2. They want clear labelling

If a confectionery product is plant-based, consumers want clear labelling front of pack finds data from market research firm Innova Market Insights, noting that plant-based and vegan claims are the fastest growing labelling trend in sugar confectionery launches. “The number of launches is still relatively small, but it’s growing at a very fast rate,” says Schotte.

3. Texture and flavour preferences varied significantly 

In Spain, plant-based texturisers were the preferred choice, while the UK cohort perceived plant-based texturisers to perform on par with the gelatin variety. Meanwhile the German gummy tasters agreed that gelatin was their preferred texturiser.

Spanish consumers preferred their gummies to be chewable and non-sticky, the UK wanted the jelly product to be slippy and a little chewable, while German consumers favoured a springy and slippery texture.

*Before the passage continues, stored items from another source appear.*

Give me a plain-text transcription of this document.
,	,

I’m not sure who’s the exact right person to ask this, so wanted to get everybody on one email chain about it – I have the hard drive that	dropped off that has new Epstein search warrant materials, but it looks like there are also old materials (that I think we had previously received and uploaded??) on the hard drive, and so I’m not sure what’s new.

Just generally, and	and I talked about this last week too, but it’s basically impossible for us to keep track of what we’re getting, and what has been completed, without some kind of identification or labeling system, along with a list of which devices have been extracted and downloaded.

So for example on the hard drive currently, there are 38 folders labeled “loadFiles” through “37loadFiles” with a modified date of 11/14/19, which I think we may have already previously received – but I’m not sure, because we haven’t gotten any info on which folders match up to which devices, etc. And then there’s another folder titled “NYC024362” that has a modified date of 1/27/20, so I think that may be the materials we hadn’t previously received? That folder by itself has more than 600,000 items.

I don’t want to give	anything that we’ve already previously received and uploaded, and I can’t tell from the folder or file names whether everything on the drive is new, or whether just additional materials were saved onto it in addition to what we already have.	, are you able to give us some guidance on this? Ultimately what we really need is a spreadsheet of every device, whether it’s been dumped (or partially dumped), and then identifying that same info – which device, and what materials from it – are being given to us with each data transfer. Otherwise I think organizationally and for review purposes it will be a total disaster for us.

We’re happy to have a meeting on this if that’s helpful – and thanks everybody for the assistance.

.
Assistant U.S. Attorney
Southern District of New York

4. Geography affects favoured flavour profile

A gummy’s texture is not only about how it feels to touch, chew and consume – it impacts flavour too. Variations between countries are even more pronounced when it comes to flavour.  In Spain, consumers liked an intense and sweet flavour, best served by the texturiser pectin. For British consumers, a fruity and lingering aftertaste won, meaning starch and pectin plant-based texturisers were the preference, while in Germany, a balanced sweetness was consumers’ most popular flavour. However, while Germany, Spain, and the UK significantly differ in their gummy texture and flavour preferences, Cargill found that vegan and omnivore consumers savour the same flavour and texture properties no matter what their nationality.